Business Finance

Nothing’s free: skepticism grows over China’s debt forgiveness

Skeptics say that despite China’s agreement to forgive interest-free loans to 17 African countries as it seeks to dispel debt-trap allegations, the days of Beijing writing off interest-bearing loans are over.
The world’s poorest countries — many of them in Africa — are facing $35bn in debt-service payments in 2022, out of which around 40% is owed to China, according to the World Bank. With cash-strapped African economies under severe strain from surging commodity prices and the tailwinds of COVID-19, there were sighs of relief when Wang Yi, China’s top diplomat, announced at a major African debt announcement in August that Beijing had forgiven 23 interest-free loans to 17 African countries. He noted that the loans had matured, but remained tight-lipped about the total value and their recipients.

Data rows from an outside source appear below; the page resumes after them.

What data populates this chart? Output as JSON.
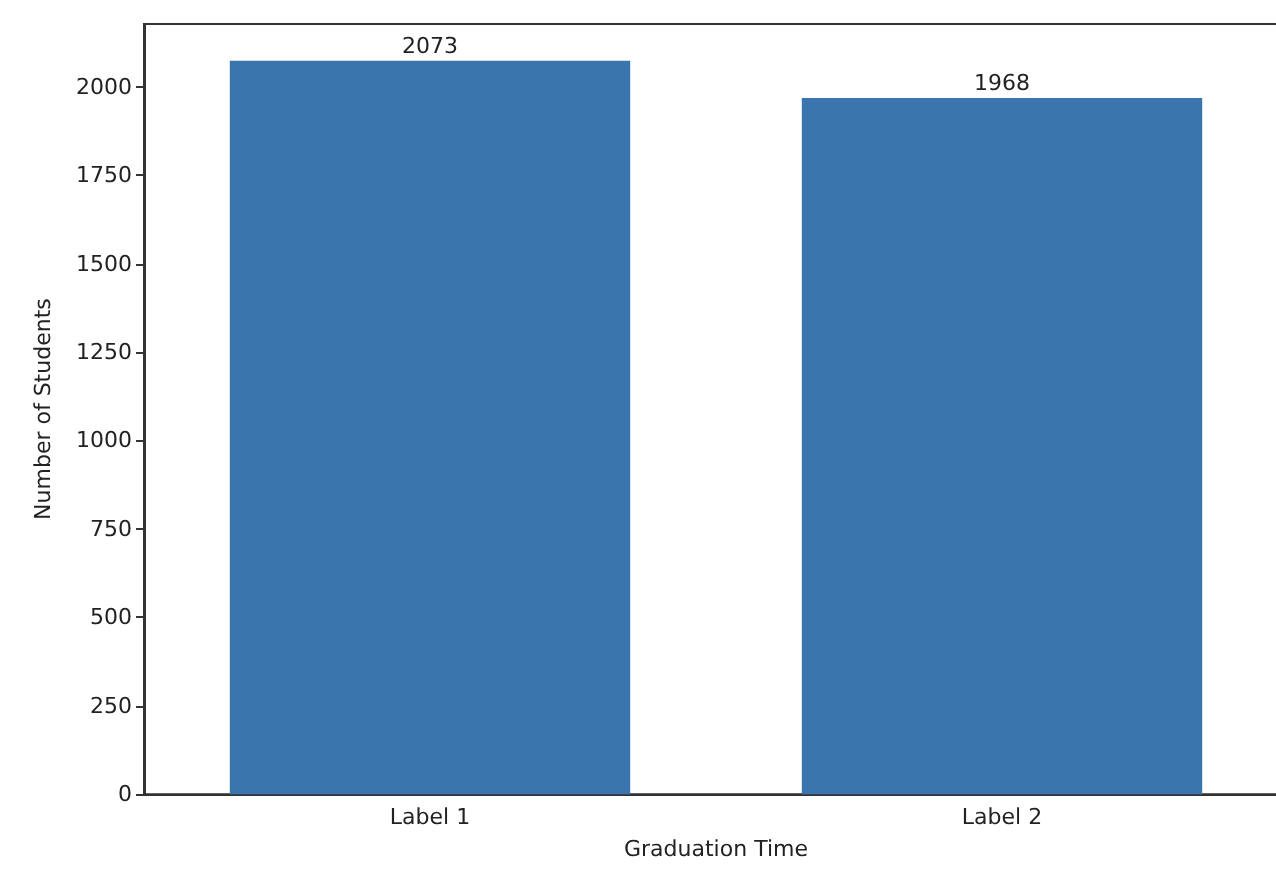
{
  "chart_data": {
    "type": "bar",
    "xlabel": "Graduation Time",
    "ylabel": "Number of Students",
    "categories": [
      "Label 1",
      "Label 2"
    ],
    "values": [
      2073,
      1968
    ],
    "color": "#3a75ae",
    "ylim": [
      0,
      2177
    ],
    "yticks": [
      0,
      250,
      500,
      750,
      1000,
      1250,
      1500,
      1750,
      2000
    ],
    "grid": false,
    "data_labels": true
  }
}
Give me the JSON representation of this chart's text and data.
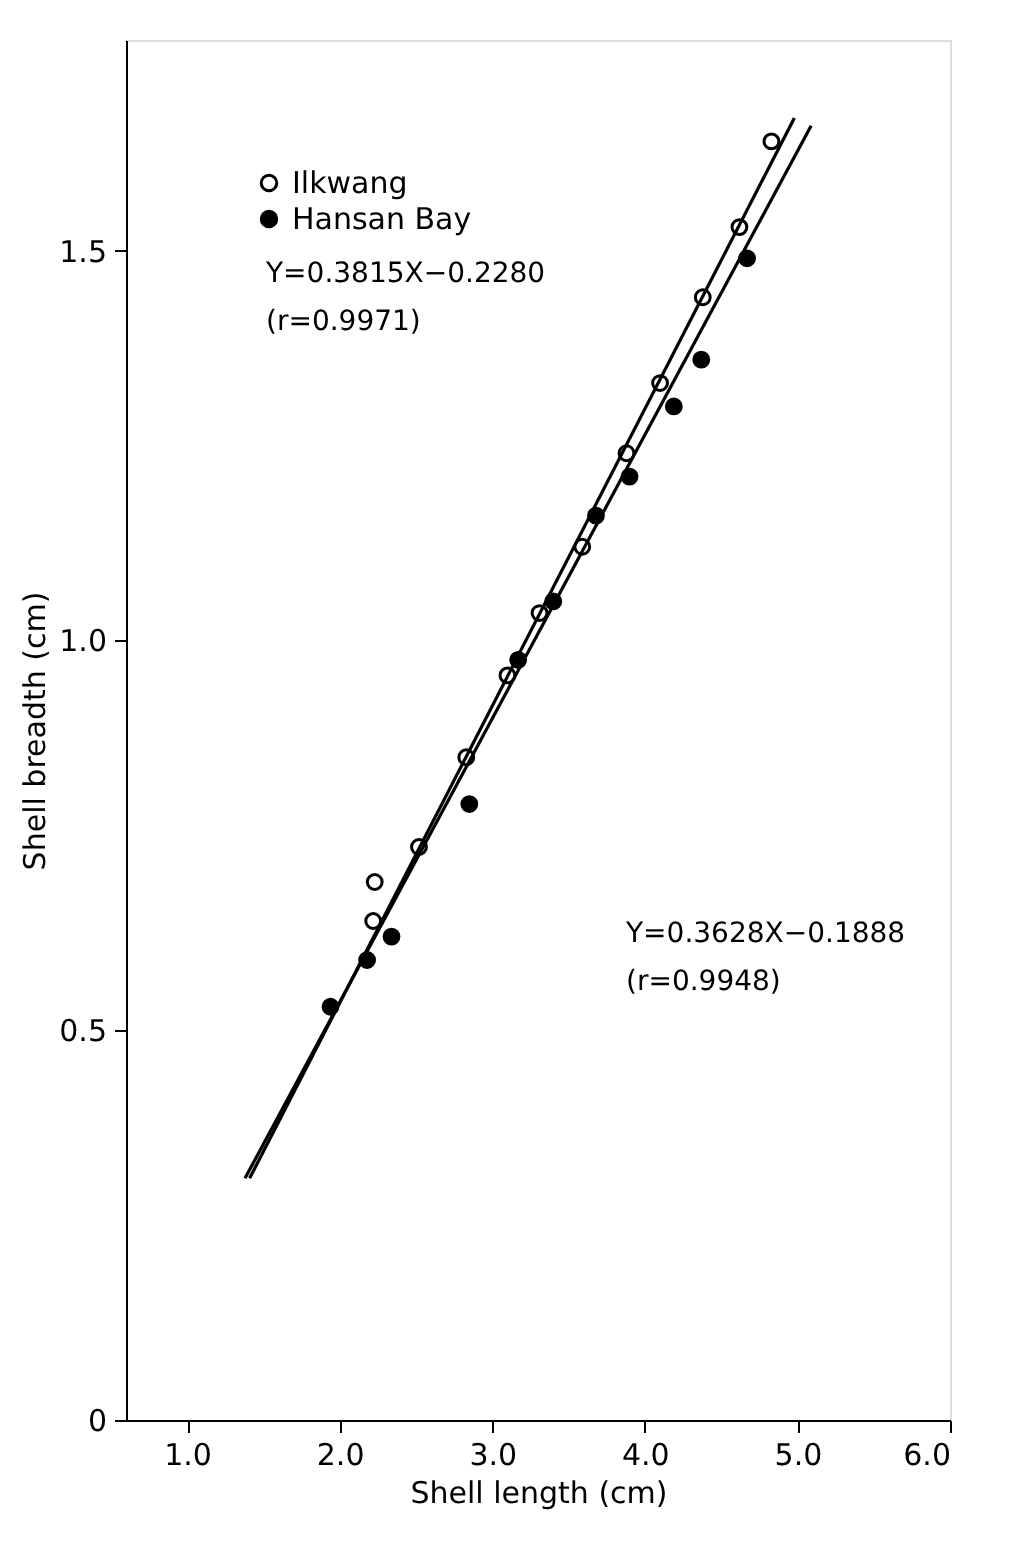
{
  "chart_data": {
    "type": "scatter",
    "xlabel": "Shell length (cm)",
    "ylabel": "Shell breadth (cm)",
    "xlim": [
      0.6,
      6.0
    ],
    "ylim": [
      0,
      1.77
    ],
    "xticks": [
      {
        "value": 1,
        "label": "1.0"
      },
      {
        "value": 2,
        "label": "2.0"
      },
      {
        "value": 3,
        "label": "3.0"
      },
      {
        "value": 4,
        "label": "4.0"
      },
      {
        "value": 5,
        "label": "5.0"
      },
      {
        "value": 6,
        "label": "6.0"
      }
    ],
    "yticks": [
      {
        "value": 0,
        "label": "0"
      },
      0.5,
      {
        "value": 1,
        "label": "1.0"
      },
      1.5
    ],
    "grid": false,
    "legend": "top left",
    "marker": "circle",
    "series": [
      {
        "name": "Ilkwang",
        "color": "#ffffff",
        "x": [
          2.22,
          2.23,
          2.52,
          2.83,
          3.1,
          3.31,
          3.59,
          3.88,
          4.1,
          4.38,
          4.62,
          4.83
        ],
        "values": [
          0.64,
          0.69,
          0.735,
          0.85,
          0.955,
          1.035,
          1.12,
          1.24,
          1.33,
          1.44,
          1.53,
          1.64
        ]
      },
      {
        "name": "Hansan Bay",
        "color": "#000000",
        "x": [
          1.94,
          2.18,
          2.34,
          2.85,
          3.17,
          3.4,
          3.68,
          3.9,
          4.19,
          4.37,
          4.67
        ],
        "values": [
          0.53,
          0.59,
          0.62,
          0.79,
          0.975,
          1.05,
          1.16,
          1.21,
          1.3,
          1.36,
          1.49
        ]
      },
      {
        "type": "line",
        "color": "#000000",
        "line_style": "solid",
        "marker": "none",
        "x": [
          1.41,
          4.98
        ],
        "values": [
          0.31,
          1.67
        ]
      },
      {
        "type": "line",
        "color": "#000000",
        "line_style": "solid",
        "marker": "none",
        "x": [
          1.38,
          5.09
        ],
        "values": [
          0.31,
          1.66
        ]
      }
    ],
    "annotations": [
      "Y=0.3815X−0.2280\n(r=0.9971)",
      "Y=0.3628X−0.1888\n(r=0.9948)"
    ]
  }
}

However, while interest-free loan forgiveness could make a difference to Africa’s very poorest nations, in reality, no-interest loans make up only a tiny fraction of China’s lending to the continent. While the carefully arranged spectacle around Wang’s announcement could indicate an attempt by Beijing to tackle allegations of “debt-trap diplomacy,” analysts stress it is unlikely to have an impact on China’s interest-bearing loans. China has traditionally been reluctant to write down the face value of interest-bearing loans and hence also the current negotiations over Zambia’s debt obligations do not suggest Chinese banks are in a particularly forgiving mood. “We certainly believe that the Chinese official creditors will not accept a big haircut,” says Kevin Daly, investment director for emerging-market debt at Abrdn PLC.